The police definition of "pit bull" often seems to be "any dog we shot."

And don't forget [as if we could] the Merritt Clifton corollary: "A 'pit bull' is any dog the newspaper says is a pit bull."

Title of this post was swiped from the most excellent and essential Radley Balko, whose latest commentary on the epidemic of cops shooting dogs can be found here. Excerpt:
Last July I wrote a piece for The Daily Beast on the continuing cops-shooting-dogs problem. While it's difficult to say just how often this happens (police departments tend to be less than forthcoming with the data), it's often enough to produce a regular stream of news stories. What I did discover while reporting that piece is that very few police departments provide training for their officers on how to deal with dogs, something I found astonishing given how often your typical cop is likely to come into contact with one. By contrast, a U.S. Postal Service spokesman told me all of their employees get annual training on interaction with dogs. Probably not coincidentally, he also said serious dog attacks on postal workers are vanishingly rare. The other problem is that there's rarely any accountability for these shootings. If a police officer says he felt threatened by the dog, that's usually enough to justify the shoot, even if the dog was a miniature Dachshund, or a Jack Russell Terrier.

Read the whole thing, and be sure to follow Radley's link to a terrific post at Popehat, where Patrick notes that "[i]n police reports, it appears that there are only two breeds of dogs, pit bulls and rottweilers":
I’ll bet that in some bureaucratic Newspeak seminar for police department internal affairs or public relations personnel, officers are taught, always, to characterize dogs shot by the police as “pit bulls,” “rottweilers,” or if they can’t jam it into one of those categories, “German shepherds.”

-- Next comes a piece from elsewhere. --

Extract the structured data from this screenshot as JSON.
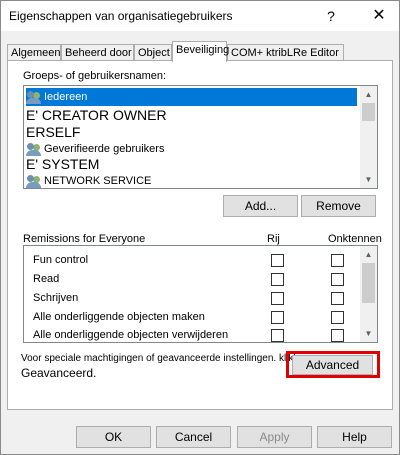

It's a good thing to see police thuggery and media fear-mongering addressed by respected, dare I say mainstream, journalists and bloggers. And huge props to the commenter at Popehat who says what every pit bull owner knows:
People associate [pit bulls] with black and latino people. The racist undertones of the ban in Denver (where I have lived) are not really undertones at all, but pretty openly racially motivated by the advocates of the ban when they discuss it.

Another essential Balko post: More Militarized Than the Military. Gotta love that War on [some] Drugs.